Nyilem di Buton, Lihat Ikan Mandarin “Making Love”

Buton, 21/1 – Buton dikenal masyarakat Indonesia sebagai daerah penghasil aspal alami. Ya, memang Buton, salah satu Pulau di Sulawesi Tenggara penghasil aspal alami untuk membangun infrastruktur jalan. Tapi, Bupati Buton Samsu Umar Abdul Samiun kini sedang gencar menjual potensi wisata, terutama wisata menyelam (diving) pulau penghasil aspal itu.

“Keindahan panorama bawah laut Buton tidak kalah dengan Wakatobi. Tapi kami punya spot menyelam yang banyak ikan Mandarin karena di situ juga menjadi tempat ikan Mandarin bercinta (Making Love). Para penyelam dapat melihat bagaimana ikan-ikan Mandarin bercinta,” seloroh Bupati, dari PAN.

“Mandarin fish” adalah ikan cantik karena badannya berwarna-warni bermotifkan batik. Bagi para penyelam ikan jenis ini sering diburu untuk difoto dengan kamera bawah laut. Memang tidak mudah menemukan ikan mandarin ini di bawah laut, kecuali di Buton.

“Di mana-mana susah menemukan ikan mandarin. Di teluk Pasarwajo, Buton, penyelam bisa menemukan ikan mandarin setiap waktu. Bahkan, sore dan malam bisa melihat ikan Mandarin yang berwarna-warni cantik itu kawin atau ‘making love’,” kata Bupati Samsu Umar, di Buton, Kamis.
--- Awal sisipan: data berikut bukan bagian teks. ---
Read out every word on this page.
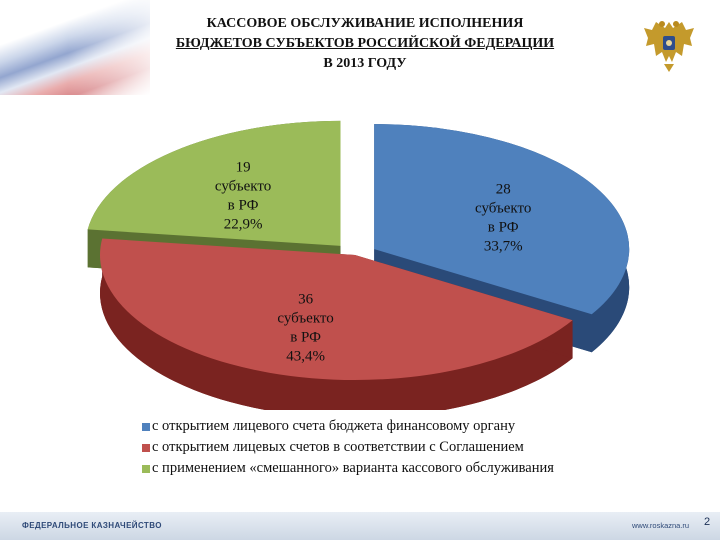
КАССОВОЕ ОБСЛУЖИВАНИЕ ИСПОЛНЕНИЯ
БЮДЖЕТОВ СУБЪЕКТОВ РОССИЙСКОЙ ФЕДЕРАЦИИ
В 2013 ГОДУ
28 субъекто в РФ 33,7%
36 субъекто в РФ 43,4%
19 субъекто в РФ 22,9%
с открытием лицевого счета бюджета финансовому органу
с открытием лицевых счетов в соответствии с Соглашением
с применением «смешанного» варианта кассового обслуживания
ФЕДЕРАЛЬНОЕ КАЗНАЧЕЙСТВО	www.roskazna.ru 2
Pemerintah Kabupaten (Pemkab) Buton terkaget-kaget dengan terkenalnya Wakatobi di dunia sebagai destinasi wisata bawah laut. Orang terkaya di dunia, Bill Gates, pendiri Microsoft, sampai meluangkan waktu menginap selama satu minggu di Wakatobi.

Padahal, Wakatobi merupakan kabupaten hasil pemekaran Kabupaten Buton. Oleh karena itu, Pemkab Buton menjual pariwisata bawah lautnya karena keindahannya tidak kalah dengan Wakatobi. Tepatnya mulai 18 Desember 2003, Wakatobi menjadi kabupaten sendiri terpisah dari kabupaten Buton.
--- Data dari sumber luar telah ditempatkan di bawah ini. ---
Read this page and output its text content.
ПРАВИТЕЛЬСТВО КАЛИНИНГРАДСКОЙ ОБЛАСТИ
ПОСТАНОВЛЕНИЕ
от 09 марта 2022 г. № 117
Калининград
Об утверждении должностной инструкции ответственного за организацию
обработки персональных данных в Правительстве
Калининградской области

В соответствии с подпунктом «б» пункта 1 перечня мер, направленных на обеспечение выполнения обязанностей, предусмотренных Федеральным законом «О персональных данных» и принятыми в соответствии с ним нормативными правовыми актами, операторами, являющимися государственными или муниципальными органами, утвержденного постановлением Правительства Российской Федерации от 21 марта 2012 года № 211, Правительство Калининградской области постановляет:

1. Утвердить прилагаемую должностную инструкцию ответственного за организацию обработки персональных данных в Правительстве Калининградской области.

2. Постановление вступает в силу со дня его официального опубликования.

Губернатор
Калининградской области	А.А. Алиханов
Namun, kekayaan panorama bawah laut Buton tidak hanya mengandalkan mudahnya melihat Mandarin, tetapi juga para penyelam dapat melihat banyak crab (kepiting), frog fish (ikan yang punya kaki), bisa juga menemukan ikan hiu white tip atau black tip, kura-kura dan ikan napoleon yang besar-besar, kata Suardi, pemandu selam dari Rock n Roll Diver’s di Buton.
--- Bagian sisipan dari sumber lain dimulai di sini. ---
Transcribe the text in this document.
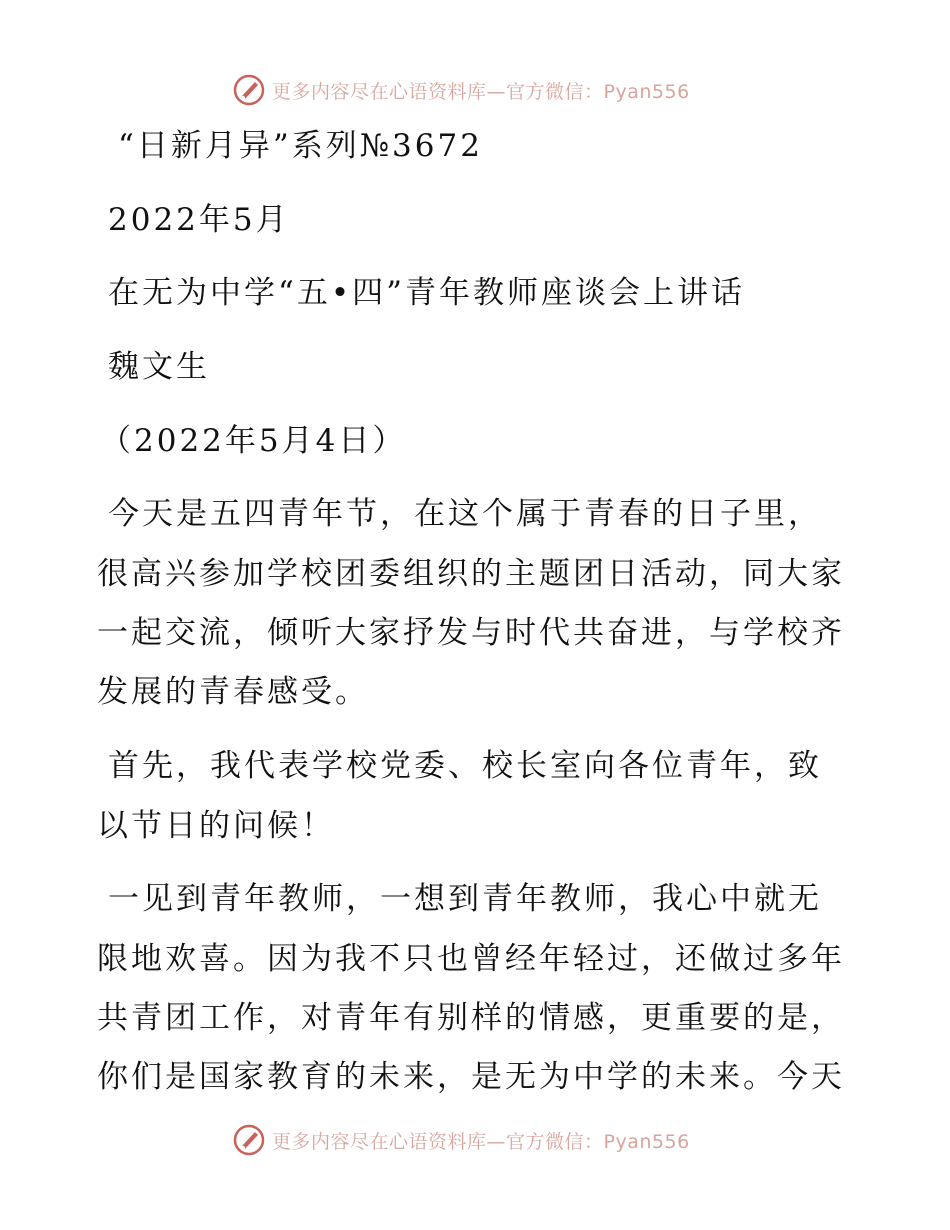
更多内容尽在心语资料库—官方微信：Pyan556
“日新月异”系列№3672
2022年5月
在无为中学“五•四”青年教师座谈会上讲话
魏文生
（2022年5月4日）

今天是五四青年节，在这个属于青春的日子里，

很高兴参加学校团委组织的主题团日活动，同大家

一起交流，倾听大家抒发与时代共奋进，与学校齐

发展的青春感受。

首先，我代表学校党委、校长室向各位青年，致

以节日的问候！

一见到青年教师，一想到青年教师，我心中就无

限地欢喜。因为我不只也曾经年轻过，还做过多年

共青团工作，对青年有别样的情感，更重要的是，

你们是国家教育的未来，是无为中学的未来。今天

更多内容尽在心语资料库—官方微信：Pyan556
Kelebihan lain wisata menyelam di Buton adalah para penyelam dapat menemukan sebuah gua di kedalaman laut 24 meter. Penyelam dapat menelusuri gua dan menikmati stalagmit sepanjang 50 meter. Kemudian, tembus hingga daratan dan lorong yang membuat sinar matahari masuk. “Jadi, sangat indah jika kita bisa memotret sinar matahari yang masuk,” kata Suardi.